LIDS Seminar: Tara Javidi

Wednesday, April 22, 2026 - 4:00pm

Event Calendar Category

LIDS Seminar Series

Speaker Name

Tara Javidi

Affiliation

UCSD

Building and Room number

32-155

"Consequences of Kernel Regularity for Bandit Optimization"

In this talk, we investigate the relationship between kernel regularity and algorithmic performance in the bandit optimization of RKHS functions. Consider a black-box function to be optimized under the assumption of bounded norm in the RKHS associated with a given kernel K. This problem is known to have an agnostic Gaussian Process (GP) bandit interpretation in which an appropriately constructed GP surrogate model with kernel K is used to obtain an upper confidence bound (UCB) algorithm which rely on global kernel regressors. Under smoothness conditions, in contrast, it is also common to exploit local approximations.  Our earlier work has shown the advantages of combining these two approaches both in Bayesian and Kernelized setting; in particular, we proposed LP-GP-UCB, a multi-scale variant of UCB algorithm that utilizes smoothness locally to augment the GP-based global regressor and obtain strong theoretical guarantees. In this talk, we show that these perspective are deeply connected through the spectral properties of isotropic kernels.

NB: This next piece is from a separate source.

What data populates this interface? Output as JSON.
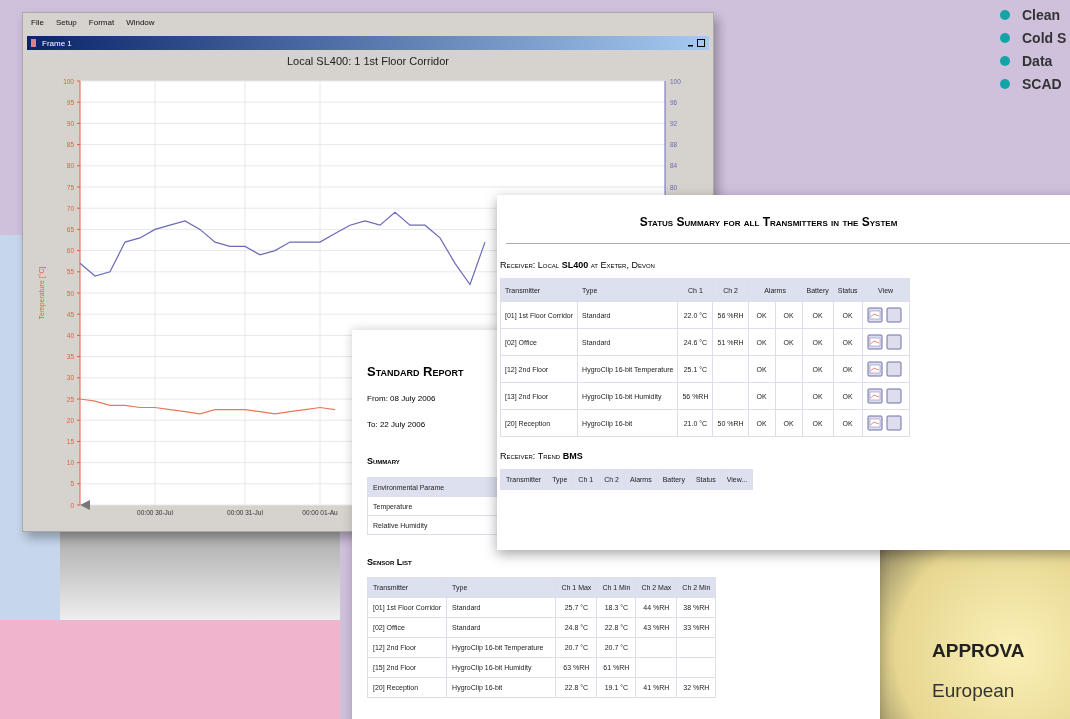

In particular, we characterize the Fourier spectra of the Matern, square-exponential, rational-quadratic, \gamma-exponential, piecewise-polynomial, and Dirichlet kernels, and show that the decay rate determines asymptotic regret from both viewpoints. For kernelized bandit algorithms, spectral decay yields upper bounds on the maximum information gain, governing worst-case regret, while for smoothness-based methods, the same decay rates establish Holder space embeddings and Besov space normequivalences, enabling local continuity analysis. These connections show that kernel-based and locally adaptive algorithms can be analyzed within a unified framework. This allows us to derive explicit regret bounds for each kernel family, obtaining novel results in several cases and providing improved analysis for others. Furthermore, we revisit and analyze LP-GP-UCB which is shown to achieve order-optimality across multiple kernel families. I finish the talk with some open problems and conjectures.

This is joint work with Shekhar Shubhanshu at the University of Michigan and Madison Lee at UCSD.

Tara Javidi, IEEE Fellow, is the Jerzy Lewak Chair and Professor at UCSD in Jacobs School of Engineering and Halicioglu School of Computing, Information, and Data Science. Her areas of research is in active machine learning, feedback and network information theory, and stochastic control and optimization with applications in the design of wireless and multi-agent networks. She served as the Editor-in-Chief of the of IEEE JSAIT and an elected member of the ITSOC Board of Governors.